Viticulture and Winemaking
To understand Johannes’ approach to the vineyard, one need only glance at his website, which highlights photos of healthy vineyards teeming with life, interstitial rows teeming with cover crops, and a flock of sheep to handle the weeding. These tell the story of a man who is obsessed with cultivating living, healthy soils, vines, and wines. Indeed, Johannes’ holdings are all now Demeter-certified biodynamic and have been certified organic since 2010. Johnnes works resolutely with cover crops, biodynamic preparations, teas, and extracts. As much as he focuses on thriving vines, he puts even more energy into creating robust soils, which, he says “is the only way to preserve healthy vines for future generations and to counteract climate change.” Also, he notes that such living soils are the only way to diminish sulfur additions, unnecessary manipulation of the wines, and to prevent high alcohol, which is a particular scourge for him. “The lower the alcohol in my wines, the more I can see the terroir.”
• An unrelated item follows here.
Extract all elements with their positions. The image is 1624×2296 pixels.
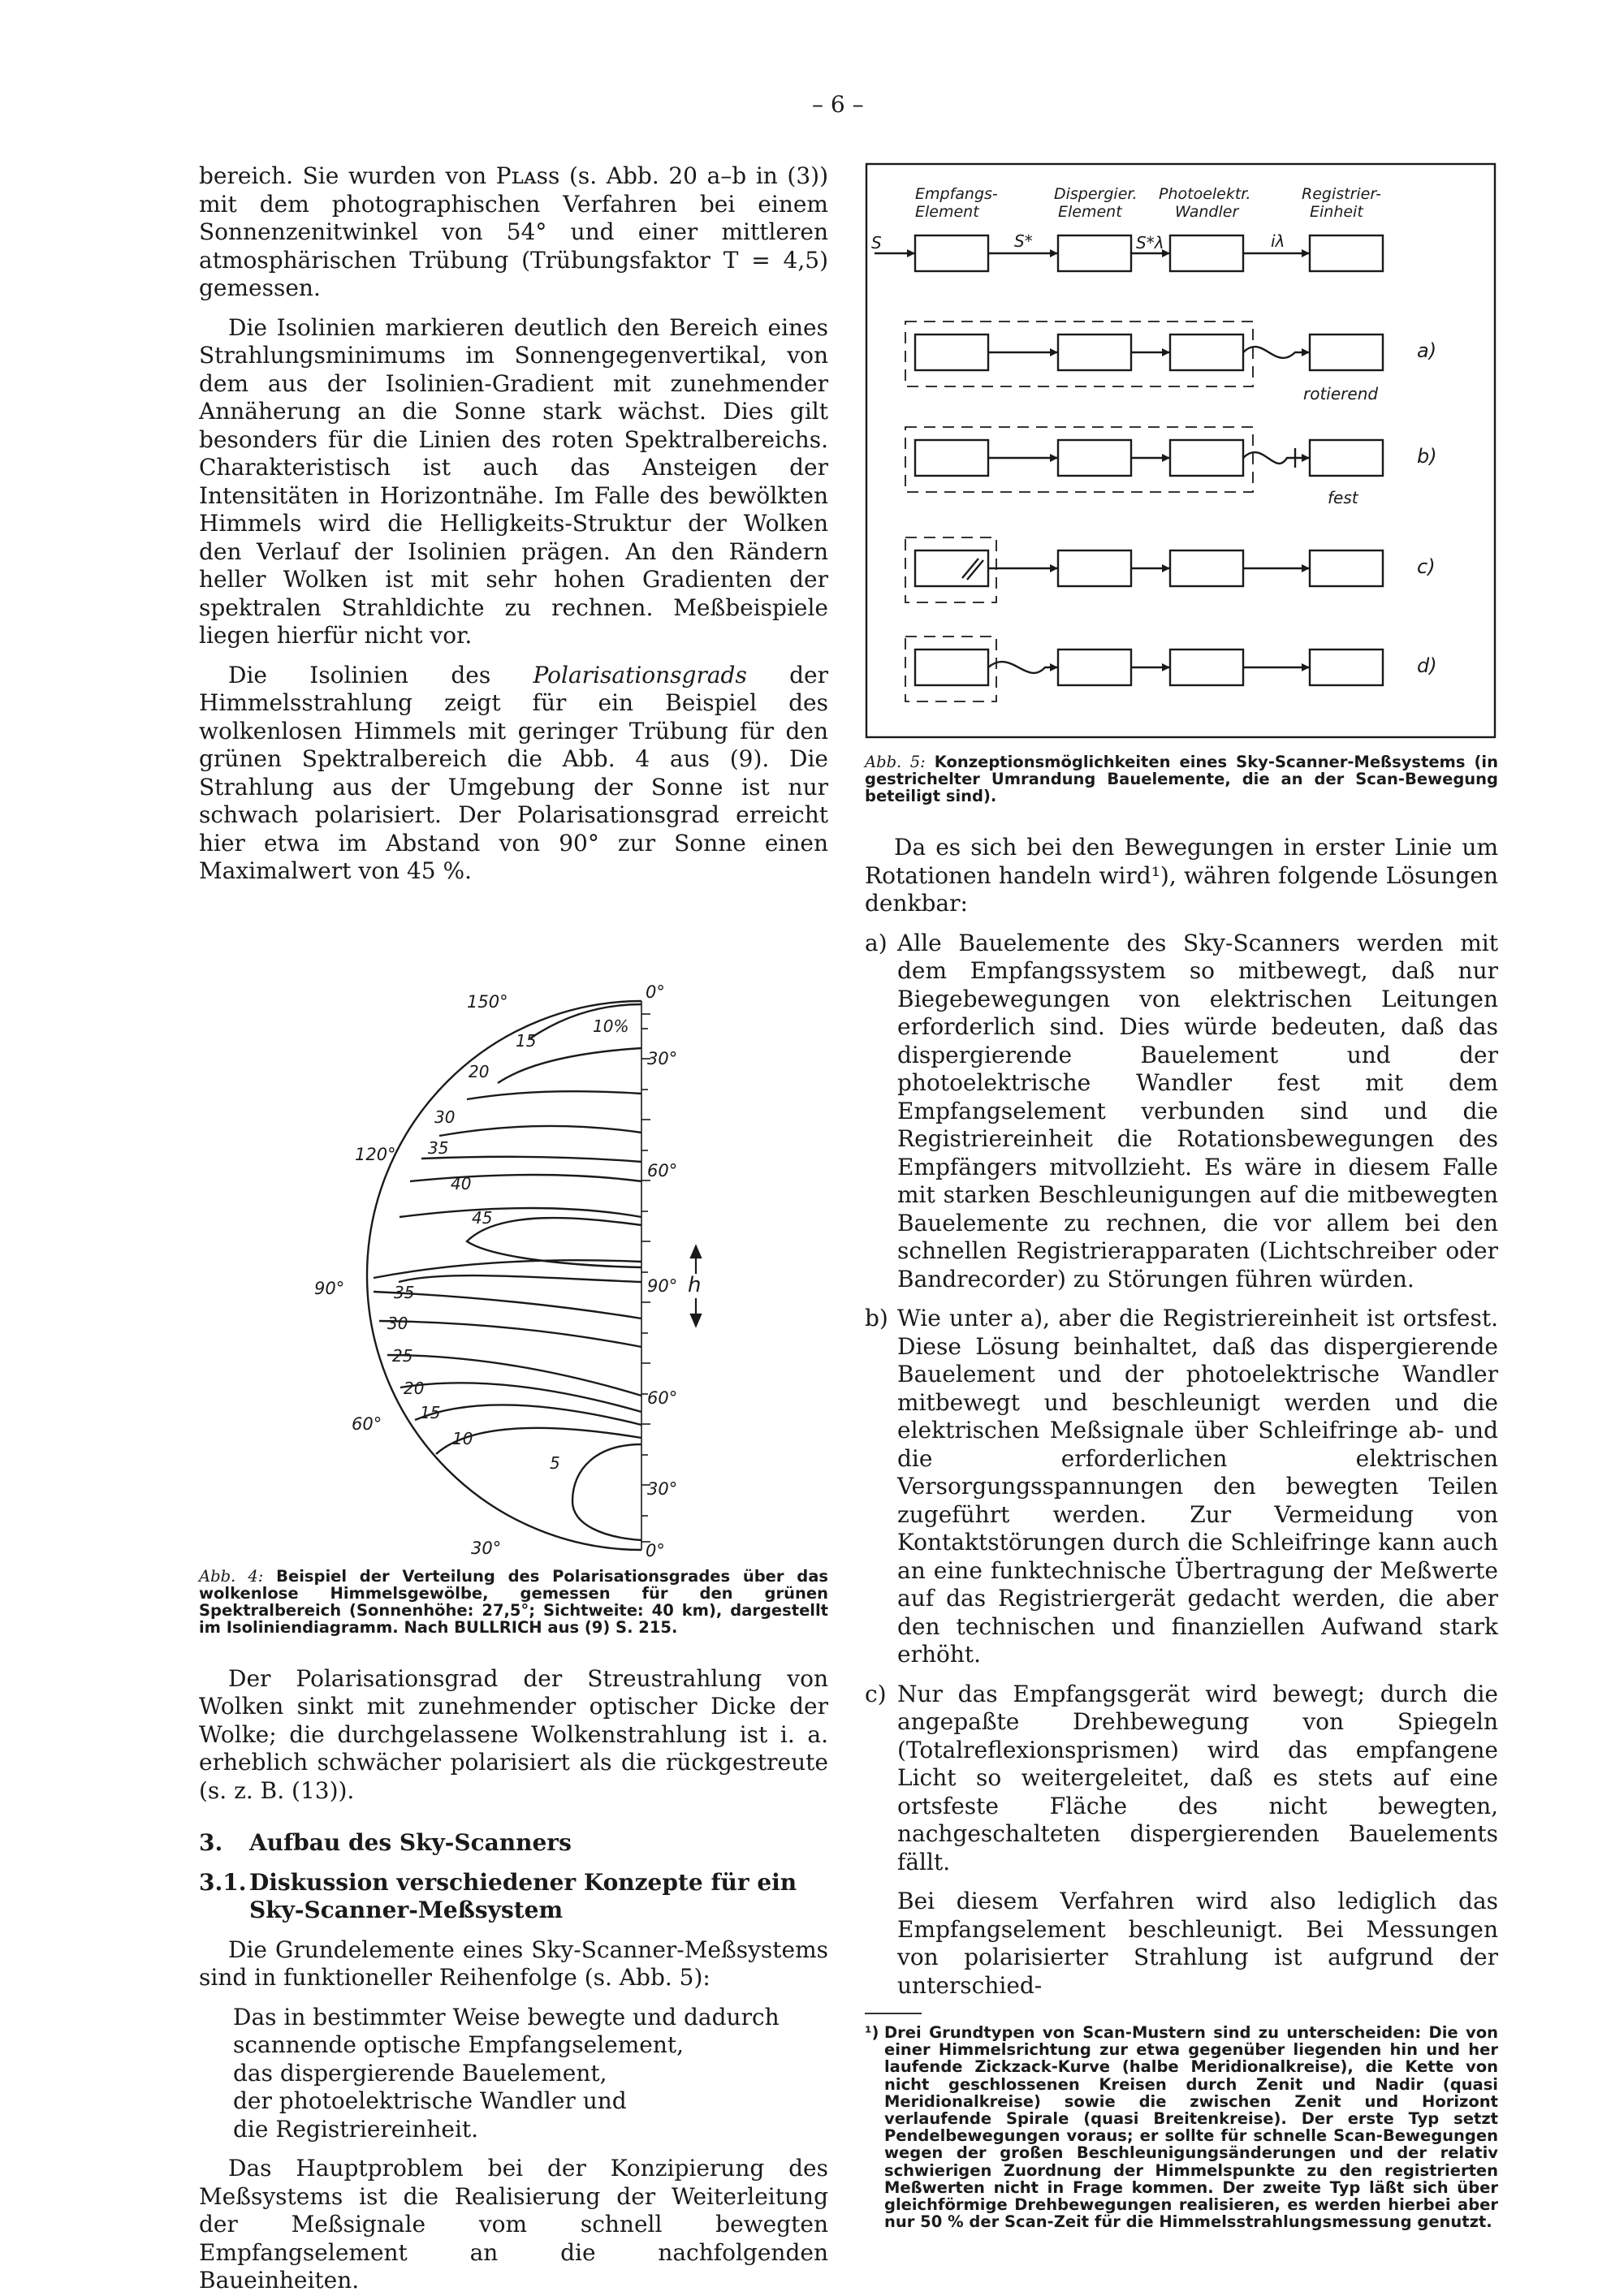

Cover crops are assiduously cultivated—legumes, oats, and rye are all allowed to grow throughout the season, as well as various plants that attract bees. Ultimately, cover crop seeds are allowed to remain in the vineyard, so the cover crops return in the spring without having to be re-seeded.
Zweigelt, Baufränkisch, Grüner Veltliner, and Pinot Blanc are the major focus, trellised and cane-pruned, though some vines get spur pruning. Canopy management is a prime concern in the era of climate change, and much effort is put into keeping the fruit zone well-aerated and partially shaded. Vines are on average 45 years old, but some of the plants in the Spitzerberg are around 70. These live mostly in the hillside band between 170 and 190 meters above sea level, so altitude doesn’t play a major factor. Johannes attributes more impact on the wines to vine age and soil, as the gravel, loam soils of Stixneusiedl (the home vineyard) are more fertile than the shallow, limestone soils of the Spitzerberg.
Johannes’ philosophy in the cellar mirrors the vineyard—“no nonsense added.” All fermentations are spontaneous—in open wooden vats for the reds and both amphora and stainless steel tanks for his entry-level whites, which also receive some temperature control. Malo is not controlled, but typically all wines go through it. Lees are not usually stirred. Wines are neither fined nor filtered and receive only a minimal dosage of SO2 before bottling. Entry-level whites are bottled 5-7 months post-harvest, while all Blaufränkisch is put in bottle after 12 to 18 months, depending on the wine, and then rested an additional 4 to 5 months before release. Trapl wines do not fall within the Carnuntum appellation requirements, which, he says, “favor bold styles, and that is not our approach.”